В субботу, когда народ православный за тороватыми столами гулял на Масленице… (с. 214).
…Он поднял над крамольной окраиной знамя раздора, тяжелое, как бобы на ужин (с. 222).
Бог стоит во вселенной на одной ноге, как цапля… Россия — стопа его (с. 254).
…Пламенный родник Ивановой любви смыл за ночь с первопрестольного польского града пыль всех его столетии (с. 273).
Всего две слезы выкатились у него из глаз, но слезы эта дымились (с. 275).
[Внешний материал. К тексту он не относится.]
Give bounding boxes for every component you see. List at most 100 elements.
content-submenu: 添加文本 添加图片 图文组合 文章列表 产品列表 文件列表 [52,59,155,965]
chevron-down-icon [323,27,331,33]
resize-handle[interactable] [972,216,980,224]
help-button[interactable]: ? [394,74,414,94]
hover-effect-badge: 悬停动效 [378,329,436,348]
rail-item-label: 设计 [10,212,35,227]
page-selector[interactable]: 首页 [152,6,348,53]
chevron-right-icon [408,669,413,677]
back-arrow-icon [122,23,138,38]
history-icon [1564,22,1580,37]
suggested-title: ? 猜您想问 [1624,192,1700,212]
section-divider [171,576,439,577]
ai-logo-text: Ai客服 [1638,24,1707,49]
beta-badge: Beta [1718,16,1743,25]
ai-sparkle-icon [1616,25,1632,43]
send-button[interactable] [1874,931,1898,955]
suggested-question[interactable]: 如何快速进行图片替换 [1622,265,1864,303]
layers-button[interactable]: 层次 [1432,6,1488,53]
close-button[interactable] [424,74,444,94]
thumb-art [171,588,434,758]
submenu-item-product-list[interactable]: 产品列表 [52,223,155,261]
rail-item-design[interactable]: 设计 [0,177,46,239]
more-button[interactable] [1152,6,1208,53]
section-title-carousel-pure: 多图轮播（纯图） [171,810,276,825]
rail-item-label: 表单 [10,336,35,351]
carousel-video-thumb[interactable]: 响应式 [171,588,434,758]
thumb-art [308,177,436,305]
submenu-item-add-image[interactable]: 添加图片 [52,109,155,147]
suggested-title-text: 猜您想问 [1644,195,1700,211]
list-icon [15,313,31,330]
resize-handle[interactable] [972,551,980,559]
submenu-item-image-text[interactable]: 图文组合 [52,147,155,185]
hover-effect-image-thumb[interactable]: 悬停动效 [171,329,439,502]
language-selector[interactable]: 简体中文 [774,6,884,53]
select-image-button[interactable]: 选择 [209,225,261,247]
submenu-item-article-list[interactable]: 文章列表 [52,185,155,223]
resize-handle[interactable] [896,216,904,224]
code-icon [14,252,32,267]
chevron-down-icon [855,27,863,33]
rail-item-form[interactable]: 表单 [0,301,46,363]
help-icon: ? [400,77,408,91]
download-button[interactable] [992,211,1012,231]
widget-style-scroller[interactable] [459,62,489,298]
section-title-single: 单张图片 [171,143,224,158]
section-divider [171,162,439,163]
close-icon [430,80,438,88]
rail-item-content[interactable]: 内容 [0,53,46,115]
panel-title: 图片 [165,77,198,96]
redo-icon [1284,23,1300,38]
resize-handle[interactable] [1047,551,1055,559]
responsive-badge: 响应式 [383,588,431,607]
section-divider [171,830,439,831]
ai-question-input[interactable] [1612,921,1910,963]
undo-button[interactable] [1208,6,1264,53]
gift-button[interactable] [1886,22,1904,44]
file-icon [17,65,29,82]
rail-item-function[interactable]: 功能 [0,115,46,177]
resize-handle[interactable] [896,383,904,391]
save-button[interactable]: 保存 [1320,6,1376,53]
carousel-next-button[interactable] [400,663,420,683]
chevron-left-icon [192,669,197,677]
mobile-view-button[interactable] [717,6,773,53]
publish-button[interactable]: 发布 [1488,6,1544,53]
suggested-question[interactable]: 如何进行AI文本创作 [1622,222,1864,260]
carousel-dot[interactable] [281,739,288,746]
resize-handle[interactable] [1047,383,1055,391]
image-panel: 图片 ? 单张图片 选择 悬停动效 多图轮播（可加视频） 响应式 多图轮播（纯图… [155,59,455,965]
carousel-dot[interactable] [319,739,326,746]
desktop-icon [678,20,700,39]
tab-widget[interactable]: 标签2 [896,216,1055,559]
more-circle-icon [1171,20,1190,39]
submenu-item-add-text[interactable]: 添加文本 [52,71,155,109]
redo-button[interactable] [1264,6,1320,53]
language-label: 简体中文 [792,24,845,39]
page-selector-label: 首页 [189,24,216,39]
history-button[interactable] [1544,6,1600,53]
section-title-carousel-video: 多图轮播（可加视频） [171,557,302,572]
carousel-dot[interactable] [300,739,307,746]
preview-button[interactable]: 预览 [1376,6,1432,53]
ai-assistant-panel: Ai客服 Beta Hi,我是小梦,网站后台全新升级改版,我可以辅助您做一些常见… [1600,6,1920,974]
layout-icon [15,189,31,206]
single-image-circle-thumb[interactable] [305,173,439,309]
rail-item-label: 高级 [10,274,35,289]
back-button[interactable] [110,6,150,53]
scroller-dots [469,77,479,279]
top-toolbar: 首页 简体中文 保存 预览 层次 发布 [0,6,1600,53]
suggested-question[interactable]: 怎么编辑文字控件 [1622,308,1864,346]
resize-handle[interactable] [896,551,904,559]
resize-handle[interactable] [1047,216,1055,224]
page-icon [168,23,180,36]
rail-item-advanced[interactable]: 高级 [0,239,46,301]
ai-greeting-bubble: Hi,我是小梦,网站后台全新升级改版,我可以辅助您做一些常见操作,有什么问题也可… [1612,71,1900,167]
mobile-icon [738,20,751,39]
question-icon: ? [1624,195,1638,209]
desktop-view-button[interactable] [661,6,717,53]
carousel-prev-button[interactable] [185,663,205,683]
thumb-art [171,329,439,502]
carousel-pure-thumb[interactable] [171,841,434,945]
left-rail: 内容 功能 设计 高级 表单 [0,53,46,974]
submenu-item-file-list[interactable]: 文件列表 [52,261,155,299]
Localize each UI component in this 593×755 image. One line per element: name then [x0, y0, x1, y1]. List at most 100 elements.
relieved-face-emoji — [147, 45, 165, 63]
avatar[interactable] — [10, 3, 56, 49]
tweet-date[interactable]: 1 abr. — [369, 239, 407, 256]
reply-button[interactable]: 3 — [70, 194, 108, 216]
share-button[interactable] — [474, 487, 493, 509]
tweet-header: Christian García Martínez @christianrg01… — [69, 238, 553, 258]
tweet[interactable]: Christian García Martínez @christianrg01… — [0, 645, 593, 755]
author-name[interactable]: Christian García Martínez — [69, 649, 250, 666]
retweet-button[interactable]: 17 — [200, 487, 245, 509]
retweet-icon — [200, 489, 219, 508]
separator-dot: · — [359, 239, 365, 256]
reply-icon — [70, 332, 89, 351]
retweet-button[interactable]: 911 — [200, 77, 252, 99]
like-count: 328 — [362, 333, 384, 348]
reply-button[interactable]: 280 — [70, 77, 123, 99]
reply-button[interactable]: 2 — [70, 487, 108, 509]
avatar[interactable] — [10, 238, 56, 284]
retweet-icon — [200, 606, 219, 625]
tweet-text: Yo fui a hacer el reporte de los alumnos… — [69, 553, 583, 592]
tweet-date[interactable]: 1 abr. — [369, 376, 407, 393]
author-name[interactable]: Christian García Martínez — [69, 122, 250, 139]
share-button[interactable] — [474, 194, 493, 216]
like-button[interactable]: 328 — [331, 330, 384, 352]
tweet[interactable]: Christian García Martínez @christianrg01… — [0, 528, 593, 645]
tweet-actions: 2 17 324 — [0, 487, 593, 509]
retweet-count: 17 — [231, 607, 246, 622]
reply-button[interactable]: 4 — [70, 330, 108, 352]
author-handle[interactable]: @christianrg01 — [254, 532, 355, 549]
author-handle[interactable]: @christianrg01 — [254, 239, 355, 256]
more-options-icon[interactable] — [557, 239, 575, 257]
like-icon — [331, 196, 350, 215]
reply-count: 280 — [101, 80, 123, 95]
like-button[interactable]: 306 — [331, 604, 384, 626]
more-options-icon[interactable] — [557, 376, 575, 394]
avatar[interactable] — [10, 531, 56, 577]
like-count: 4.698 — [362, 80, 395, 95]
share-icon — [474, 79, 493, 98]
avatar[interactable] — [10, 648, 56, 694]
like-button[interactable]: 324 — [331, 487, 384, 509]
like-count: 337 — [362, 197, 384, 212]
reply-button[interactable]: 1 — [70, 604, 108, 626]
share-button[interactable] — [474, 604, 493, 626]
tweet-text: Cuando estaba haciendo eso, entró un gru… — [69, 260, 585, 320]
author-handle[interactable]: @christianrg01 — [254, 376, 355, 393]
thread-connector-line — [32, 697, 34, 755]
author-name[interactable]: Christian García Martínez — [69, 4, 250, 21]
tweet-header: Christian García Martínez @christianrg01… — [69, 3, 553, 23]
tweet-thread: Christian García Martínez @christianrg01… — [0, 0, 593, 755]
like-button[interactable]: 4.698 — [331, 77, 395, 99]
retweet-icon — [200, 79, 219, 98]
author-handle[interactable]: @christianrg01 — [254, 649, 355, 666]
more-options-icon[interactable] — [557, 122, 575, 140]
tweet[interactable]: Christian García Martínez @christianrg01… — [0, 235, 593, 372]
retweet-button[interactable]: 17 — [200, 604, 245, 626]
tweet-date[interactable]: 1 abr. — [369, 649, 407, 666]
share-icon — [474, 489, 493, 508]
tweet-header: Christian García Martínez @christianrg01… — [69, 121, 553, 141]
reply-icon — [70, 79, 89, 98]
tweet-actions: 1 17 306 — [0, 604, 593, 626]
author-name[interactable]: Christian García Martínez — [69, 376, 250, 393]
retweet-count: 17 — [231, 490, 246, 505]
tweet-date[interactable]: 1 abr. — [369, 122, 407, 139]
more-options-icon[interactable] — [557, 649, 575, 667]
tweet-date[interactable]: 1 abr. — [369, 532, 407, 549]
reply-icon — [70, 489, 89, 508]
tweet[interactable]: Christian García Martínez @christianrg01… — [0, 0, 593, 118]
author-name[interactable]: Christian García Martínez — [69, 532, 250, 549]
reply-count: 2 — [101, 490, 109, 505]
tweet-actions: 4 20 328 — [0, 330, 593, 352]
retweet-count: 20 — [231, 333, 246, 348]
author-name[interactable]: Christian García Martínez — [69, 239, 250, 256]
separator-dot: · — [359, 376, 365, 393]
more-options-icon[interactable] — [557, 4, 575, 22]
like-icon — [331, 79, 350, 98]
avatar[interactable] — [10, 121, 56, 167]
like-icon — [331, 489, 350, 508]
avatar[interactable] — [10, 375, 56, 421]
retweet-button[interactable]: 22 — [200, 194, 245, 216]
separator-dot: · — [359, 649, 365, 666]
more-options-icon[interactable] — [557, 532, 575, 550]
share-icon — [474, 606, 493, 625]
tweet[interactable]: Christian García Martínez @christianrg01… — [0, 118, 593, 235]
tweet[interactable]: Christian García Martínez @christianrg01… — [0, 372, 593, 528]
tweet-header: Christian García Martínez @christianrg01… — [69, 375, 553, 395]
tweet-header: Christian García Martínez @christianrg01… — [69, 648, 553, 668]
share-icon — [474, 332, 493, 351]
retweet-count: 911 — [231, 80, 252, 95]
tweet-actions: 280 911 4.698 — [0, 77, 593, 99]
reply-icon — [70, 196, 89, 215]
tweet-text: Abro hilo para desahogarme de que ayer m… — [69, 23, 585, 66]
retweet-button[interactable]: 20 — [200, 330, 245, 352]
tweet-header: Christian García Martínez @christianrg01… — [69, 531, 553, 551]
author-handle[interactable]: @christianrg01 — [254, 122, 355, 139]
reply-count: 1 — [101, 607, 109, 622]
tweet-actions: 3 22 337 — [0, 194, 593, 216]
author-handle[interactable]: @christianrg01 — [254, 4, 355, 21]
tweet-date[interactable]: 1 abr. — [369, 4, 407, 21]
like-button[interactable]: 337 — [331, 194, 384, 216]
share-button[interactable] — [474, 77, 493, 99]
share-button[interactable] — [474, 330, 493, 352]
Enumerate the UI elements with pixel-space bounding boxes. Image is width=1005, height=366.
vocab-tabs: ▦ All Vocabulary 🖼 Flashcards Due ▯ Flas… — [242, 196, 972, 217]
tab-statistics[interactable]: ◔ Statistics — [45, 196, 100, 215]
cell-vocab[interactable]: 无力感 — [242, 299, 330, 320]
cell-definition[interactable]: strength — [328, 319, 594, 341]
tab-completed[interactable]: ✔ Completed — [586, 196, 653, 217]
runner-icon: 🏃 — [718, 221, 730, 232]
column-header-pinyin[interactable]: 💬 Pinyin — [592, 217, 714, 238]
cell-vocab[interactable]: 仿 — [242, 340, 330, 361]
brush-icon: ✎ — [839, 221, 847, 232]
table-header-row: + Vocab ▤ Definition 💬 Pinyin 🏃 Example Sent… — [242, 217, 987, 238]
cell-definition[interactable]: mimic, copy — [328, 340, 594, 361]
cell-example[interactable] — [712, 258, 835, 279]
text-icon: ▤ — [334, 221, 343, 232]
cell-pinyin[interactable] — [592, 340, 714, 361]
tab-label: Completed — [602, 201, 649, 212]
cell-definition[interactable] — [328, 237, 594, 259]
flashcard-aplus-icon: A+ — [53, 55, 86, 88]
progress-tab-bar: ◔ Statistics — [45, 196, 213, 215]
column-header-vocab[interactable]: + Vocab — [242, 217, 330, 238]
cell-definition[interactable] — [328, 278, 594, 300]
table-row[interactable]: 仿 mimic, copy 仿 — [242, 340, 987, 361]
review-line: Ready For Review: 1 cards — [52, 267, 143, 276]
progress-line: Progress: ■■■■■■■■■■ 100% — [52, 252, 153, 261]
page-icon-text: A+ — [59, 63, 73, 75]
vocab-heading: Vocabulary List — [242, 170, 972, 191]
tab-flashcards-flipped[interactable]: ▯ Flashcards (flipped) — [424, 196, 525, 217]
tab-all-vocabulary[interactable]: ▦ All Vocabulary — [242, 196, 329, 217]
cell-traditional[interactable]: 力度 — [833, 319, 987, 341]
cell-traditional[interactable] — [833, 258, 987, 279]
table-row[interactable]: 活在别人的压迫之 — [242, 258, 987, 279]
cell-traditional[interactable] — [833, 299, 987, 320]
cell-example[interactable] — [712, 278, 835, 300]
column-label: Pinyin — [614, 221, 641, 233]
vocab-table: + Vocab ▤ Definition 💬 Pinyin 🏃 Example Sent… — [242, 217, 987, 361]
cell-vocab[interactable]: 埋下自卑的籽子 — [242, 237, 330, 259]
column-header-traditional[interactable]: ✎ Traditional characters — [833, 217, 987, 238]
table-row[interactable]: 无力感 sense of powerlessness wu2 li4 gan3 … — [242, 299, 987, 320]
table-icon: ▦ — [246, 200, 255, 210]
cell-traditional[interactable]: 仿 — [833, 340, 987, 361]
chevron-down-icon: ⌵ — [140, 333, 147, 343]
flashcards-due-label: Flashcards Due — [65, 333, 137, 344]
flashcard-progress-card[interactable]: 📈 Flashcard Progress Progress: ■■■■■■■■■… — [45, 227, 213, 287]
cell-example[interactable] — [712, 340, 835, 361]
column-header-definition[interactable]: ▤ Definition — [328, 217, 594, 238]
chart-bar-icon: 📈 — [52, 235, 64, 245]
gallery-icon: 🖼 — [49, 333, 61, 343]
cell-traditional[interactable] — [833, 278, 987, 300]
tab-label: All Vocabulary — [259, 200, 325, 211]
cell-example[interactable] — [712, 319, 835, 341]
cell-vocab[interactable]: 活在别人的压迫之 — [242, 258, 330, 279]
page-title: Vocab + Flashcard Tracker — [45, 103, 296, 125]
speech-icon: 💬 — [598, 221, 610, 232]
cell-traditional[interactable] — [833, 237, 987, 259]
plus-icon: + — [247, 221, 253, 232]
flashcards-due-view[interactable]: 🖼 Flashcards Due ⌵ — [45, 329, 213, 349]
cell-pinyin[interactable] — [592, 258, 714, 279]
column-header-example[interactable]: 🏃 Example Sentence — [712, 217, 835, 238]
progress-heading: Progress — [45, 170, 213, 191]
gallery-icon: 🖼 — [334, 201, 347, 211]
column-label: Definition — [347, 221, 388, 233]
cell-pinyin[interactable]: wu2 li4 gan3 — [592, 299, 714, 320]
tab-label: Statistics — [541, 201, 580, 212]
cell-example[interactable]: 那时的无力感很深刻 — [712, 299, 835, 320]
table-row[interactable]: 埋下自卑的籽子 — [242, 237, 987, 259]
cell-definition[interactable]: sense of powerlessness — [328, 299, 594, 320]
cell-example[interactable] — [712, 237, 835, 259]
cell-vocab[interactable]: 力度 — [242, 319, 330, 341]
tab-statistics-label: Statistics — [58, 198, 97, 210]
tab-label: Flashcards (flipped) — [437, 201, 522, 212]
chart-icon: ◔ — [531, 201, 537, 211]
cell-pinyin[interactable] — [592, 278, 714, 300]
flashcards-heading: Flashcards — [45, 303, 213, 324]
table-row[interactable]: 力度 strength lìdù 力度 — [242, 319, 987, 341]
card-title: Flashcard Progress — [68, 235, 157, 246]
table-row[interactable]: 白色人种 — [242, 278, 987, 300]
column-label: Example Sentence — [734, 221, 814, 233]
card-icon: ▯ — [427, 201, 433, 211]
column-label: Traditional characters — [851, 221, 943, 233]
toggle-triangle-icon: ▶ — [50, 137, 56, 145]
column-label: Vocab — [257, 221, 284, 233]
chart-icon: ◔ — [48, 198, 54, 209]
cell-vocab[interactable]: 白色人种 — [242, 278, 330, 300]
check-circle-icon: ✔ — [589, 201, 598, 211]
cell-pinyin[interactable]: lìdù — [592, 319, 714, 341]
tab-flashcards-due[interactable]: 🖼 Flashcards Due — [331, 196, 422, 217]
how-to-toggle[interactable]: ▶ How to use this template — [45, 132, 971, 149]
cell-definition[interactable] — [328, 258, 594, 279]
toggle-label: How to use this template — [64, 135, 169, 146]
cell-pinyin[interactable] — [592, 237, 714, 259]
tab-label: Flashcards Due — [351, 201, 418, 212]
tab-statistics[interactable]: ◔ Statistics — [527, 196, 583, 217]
Сходство методов приводит и к сходству многих конкретных сюжетных кодов в романе и в фильме. С тем же упоением, с каким Балабанов любуется, как Данила молотит американских «злодеев» — большей частью, заметим, безоружных, Крусанов описывает наказания и покорения Моравии, Польши прочих стран-«предателей»: «С тех пор шпионами, иссеченными в кровь нагайками… для устрашения гасили негашеную известь» (?!) (с. 201), или «Поляки оказались не так упрямы, поэтому отделались одними виселицами» (с. 309). А уж 13-я глава романа, — в которой Некитаев и два его помощника голыми руками «мочат» целую английскую разведгруппу, — прямо соперничает с проходом Данилы по подземному коридору чикагского ночного клуба, где падающие человеческие фигуры — всего лишь ожившие мишени. Некитаевские солдаты, которые пением псалма Давида «Зачем мятутся народы, и племена замышляют тщетное?» крошат бетонные надолбы и разрывают барабанные перепонки у краковских бунтовщиков (с. 267), — это тот же Данила, который без всякой стрельбы по внешней лестнице поднимается на один из верхних этажей чикагского небоскреба к главному американскому неприятелю, чтобы провести с ним политическую беседу о правде и силе, после которой злодей сдаст все позиции и сотни тысяч долларов в придачу. «Всех люблю на свете я», — приговаривает русский гуманист Данила Багров, творя свой суровый суд и расправу, а Крусанов велеречиво подсказывает — сразу после описания сцены казни Легкоступова, — что палач и мистический диктатор Некитаев одной любовью и живет, сообщая, что Таня, сестра и любовница Некитаева, «поглощает… ту самую любовь, что сокрушала царства» (с. 327).